Hi all! I am new to Hail, and I am interested in aggregating all of the heterozygote counts (AC - 2*(homozygote_count)) across all of the exomes (including UKBB). However, I am not too sure which row field to use for this purpose, can I get some advice for this please? Thank you very much!
Hi @Inquisitive,
Thanks for your question and your patience and also welcome to Hail!

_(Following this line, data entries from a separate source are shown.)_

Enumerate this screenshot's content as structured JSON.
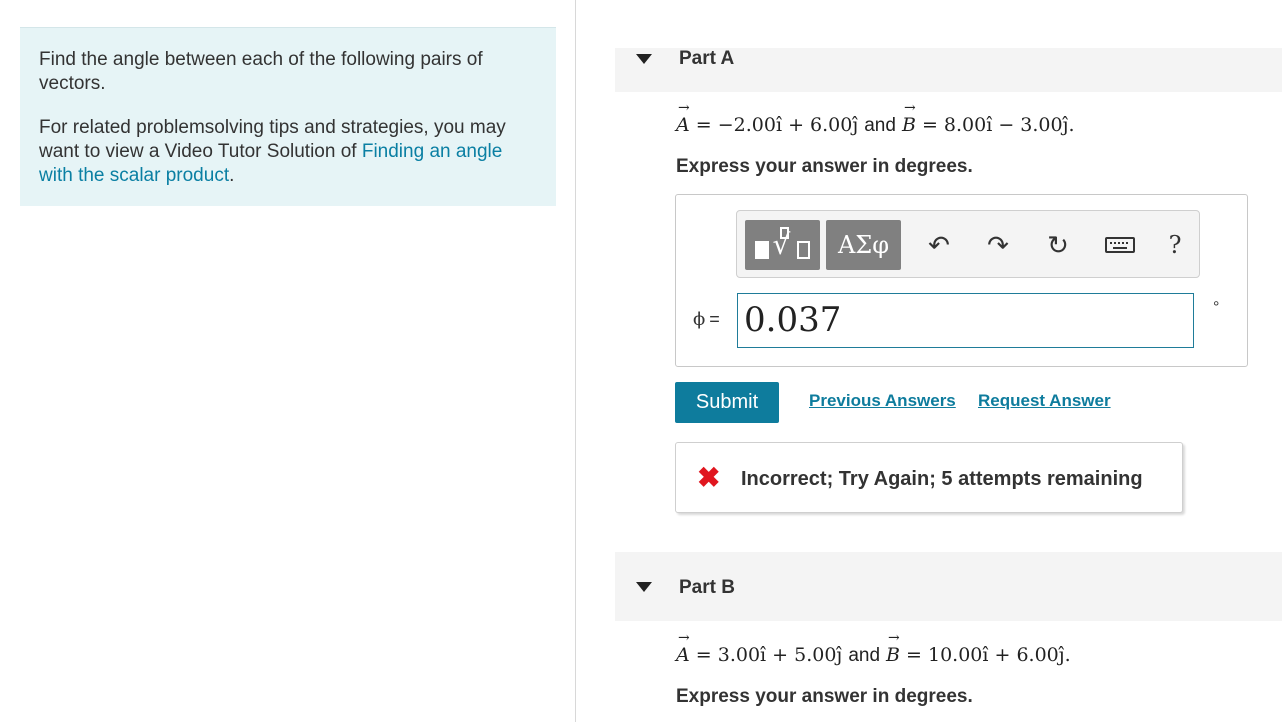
{
  "intro": {
    "paragraph1": "Find the angle between each of the following pairs of vectors.",
    "paragraph2_prefix": "For related problemsolving tips and strategies, you may want to view a Video Tutor Solution of ",
    "paragraph2_link": "Finding an angle with the scalar product",
    "paragraph2_suffix": "."
  },
  "partA": {
    "title": "Part A",
    "vecA": "A",
    "vecA_expr": " = −2.00î + 6.00ĵ",
    "and": "and",
    "vecB": "B",
    "vecB_expr": " = 8.00î − 3.00ĵ.",
    "instruction": "Express your answer in degrees.",
    "toolbar": {
      "greek_label": "ΑΣφ",
      "undo_glyph": "↶",
      "redo_glyph": "↷",
      "reset_glyph": "↻",
      "help_label": "?"
    },
    "variable": "ϕ",
    "equals": "=",
    "answer_value": "0.037",
    "unit": "°",
    "submit_label": "Submit",
    "previous_answers_label": "Previous Answers",
    "request_answer_label": "Request Answer",
    "feedback_icon": "✖",
    "feedback_text": "Incorrect; Try Again; 5 attempts remaining"
  },
  "partB": {
    "title": "Part B",
    "vecA": "A",
    "vecA_expr": " = 3.00î + 5.00ĵ",
    "and": "and",
    "vecB": "B",
    "vecB_expr": " = 10.00î + 6.00ĵ.",
    "instruction": "Express your answer in degrees."
  },
  "colors": {
    "accent": "#0e7c9d",
    "intro_background": "#e6f4f6",
    "error": "#e0161f"
  }
}
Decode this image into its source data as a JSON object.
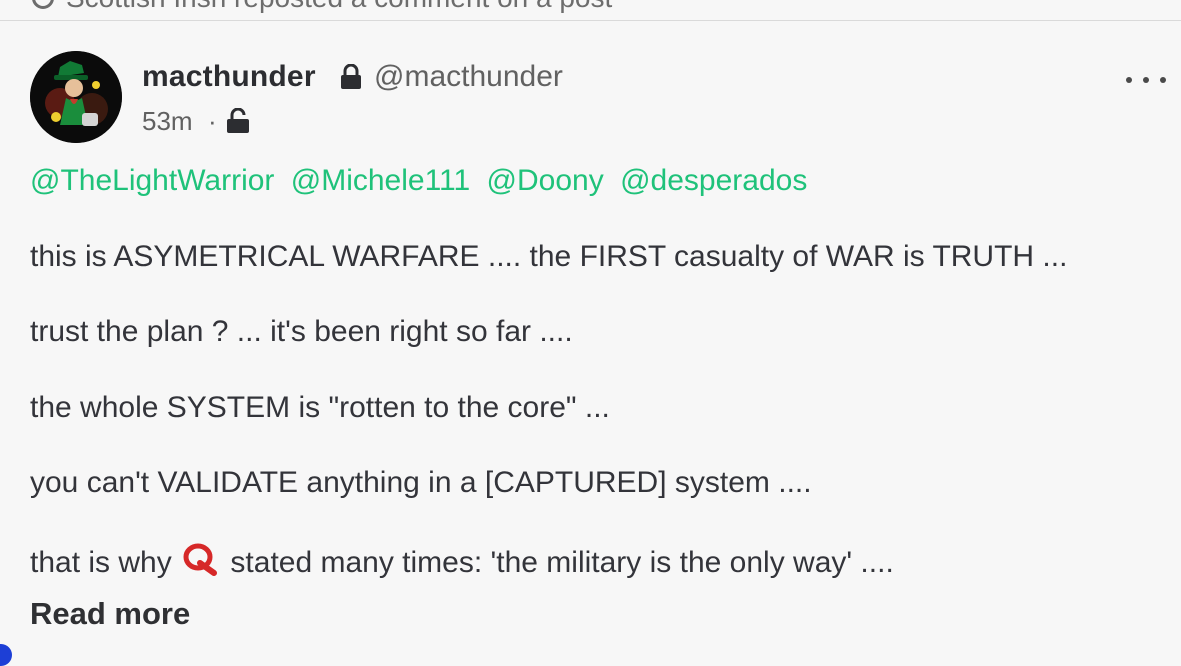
{
  "repost": {
    "text": "Scottish Irish reposted a comment on a post"
  },
  "author": {
    "display_name": "macthunder",
    "handle": "@macthunder",
    "time": "53m",
    "separator": "·"
  },
  "post": {
    "mentions": [
      "@TheLightWarrior",
      "@Michele111",
      "@Doony",
      "@desperados"
    ],
    "lines": [
      "this is ASYMETRICAL WARFARE .... the FIRST casualty of WAR is TRUTH ...",
      "trust the plan ? ... it's been right so far ....",
      "the whole SYSTEM is \"rotten to the core\" ...",
      "you can't VALIDATE anything in a [CAPTURED] system ...."
    ],
    "last_line_before": "that is why",
    "last_line_after": "stated many times: 'the military is the only way' ....",
    "read_more": "Read more"
  },
  "colors": {
    "mention": "#1fc27a",
    "q_icon": "#d62828",
    "text": "#33343a"
  },
  "icons": {
    "header_lock": "lock-icon",
    "visibility": "unlock-icon",
    "q": "q-icon",
    "menu": "more-icon"
  }
}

You’ll need to use the freq
array annotation within the data type’s (exome or genome) hail Table and a group’s index to access your desired group’s call statistics, AC
and homozygote_count
. gnomAD as a whole is the first entry in the array, 0. With logic similar to the code block below, where ht
is the exome release Hail Table, you should be able to calculate the number of heterozygotes.
ht = ht.annotate(nhets = ht.freq[0].AC-(2*ht.freq[0].homozygote_count))
If you are looking for the het counts across variants present in both exomes and genomes, you can use the joint_freq
annotation and achieve the same thing.
For more information on how to access the gnomAD frequency array, please visit this help page.
Best,
Mike
Thank you for your response. I realized that the AN differs for most variants. However, there are 730,947 exome samples according to the website. May I check why the AN is not consistently 730,947*2? Appreciate your help on this.